In Literature Appetizer, Ben gives you just a taste of a book. Not meant to replace the full meal, this is meant to whet your appetite. Bon appetit!

Imagine yourself walking along your favorite beach. The sun is high in the sky, breeze easy, and the air temperature just right. You continue to walk to your preferred relaxation spot, when you come upon a pile of trash. Now it is common for trash to wash up, but you notice something different. Not too big, about the size of your fist. And bright yellow...is that...a duck?

Photo courtesy of the Mother Nature Network

Photo courtesy of the Mother Nature Network

At the turning of the millennium, this experience was shared among thousands of people across the world. Beaches around the Pacific, and even in the northern Atlantic were being visited by these bath-tub voyagers.

In January of 1992, a large shipping container traveling from Hong Kong to the US capsized in a massive storm. This happens, but what was unique was one of the items being shipped: 28,800 bath toys. Our global currents sent these toys on a journey bigger than they could imagine.

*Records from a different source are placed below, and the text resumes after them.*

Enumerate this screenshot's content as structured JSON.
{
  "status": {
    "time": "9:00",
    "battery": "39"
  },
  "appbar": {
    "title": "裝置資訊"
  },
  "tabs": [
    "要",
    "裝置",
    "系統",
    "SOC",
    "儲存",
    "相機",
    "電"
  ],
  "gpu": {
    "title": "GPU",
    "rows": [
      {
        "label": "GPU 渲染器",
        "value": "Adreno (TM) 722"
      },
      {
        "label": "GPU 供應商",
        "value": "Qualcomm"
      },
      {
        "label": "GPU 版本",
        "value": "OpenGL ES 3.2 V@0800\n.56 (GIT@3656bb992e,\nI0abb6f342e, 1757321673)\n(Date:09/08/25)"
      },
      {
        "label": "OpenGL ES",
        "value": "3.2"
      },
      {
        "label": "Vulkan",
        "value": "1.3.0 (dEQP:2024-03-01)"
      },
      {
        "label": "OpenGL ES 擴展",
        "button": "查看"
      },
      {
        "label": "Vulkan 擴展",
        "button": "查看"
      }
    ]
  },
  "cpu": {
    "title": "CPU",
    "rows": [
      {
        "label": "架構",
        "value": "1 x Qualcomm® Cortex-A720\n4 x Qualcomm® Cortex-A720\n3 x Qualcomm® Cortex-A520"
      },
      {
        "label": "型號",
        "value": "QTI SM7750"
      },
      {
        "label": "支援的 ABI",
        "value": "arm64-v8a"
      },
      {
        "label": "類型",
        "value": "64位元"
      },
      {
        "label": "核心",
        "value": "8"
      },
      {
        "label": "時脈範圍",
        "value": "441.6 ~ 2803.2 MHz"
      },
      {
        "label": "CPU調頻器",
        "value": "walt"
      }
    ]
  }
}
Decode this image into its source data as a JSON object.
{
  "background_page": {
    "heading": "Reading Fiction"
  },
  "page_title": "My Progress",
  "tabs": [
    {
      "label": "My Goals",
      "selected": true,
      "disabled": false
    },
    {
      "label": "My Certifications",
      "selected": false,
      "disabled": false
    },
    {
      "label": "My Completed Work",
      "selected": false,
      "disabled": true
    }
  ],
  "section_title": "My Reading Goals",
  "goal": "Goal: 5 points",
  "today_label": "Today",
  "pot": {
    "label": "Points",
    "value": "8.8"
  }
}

When the first ducks were being found, there was little story about them. But as more and more kept appearing, media and the populous started to organize and share their findings. Beachcombers searched for the 'next big cache' of ducks. Environmentalists wanted to use this in court to stop shipping across the oceans. Oceanographers analyzed the data to determine how our ocean currents actually move.

Travel route of "Friendly Floatees." Photo courtesy of Wikipedia

Travel route of "Friendly Floatees." Photo courtesy of Wikipedia

But Moby Duck is not their story. It is not the story of the 28,800 bath toys sent afloat. It is the story of one man, Donavan Hohn.

He starts off with a passive interest in researching the entire affair. He has more important things to do than to talk to beachcomers, since his wife and him are about to have their first child. But the more he starts to research into this event, and all the people tied to it, the more he gets 'swept up in the current.' He travels from the beachcomer societies to the great garbage patch to where the ducks were made.

While he does not express this in the book, this is a perfect example of 'systems thinking;' or the idea that everything is interconnected in some aspect. That event caused so much more than ducks being washed up on shores.

While the entire book is worth a read, I'll leave you with one of my favorite quotes in the book:

Everything in the universe is in a current. All that is different is the speed.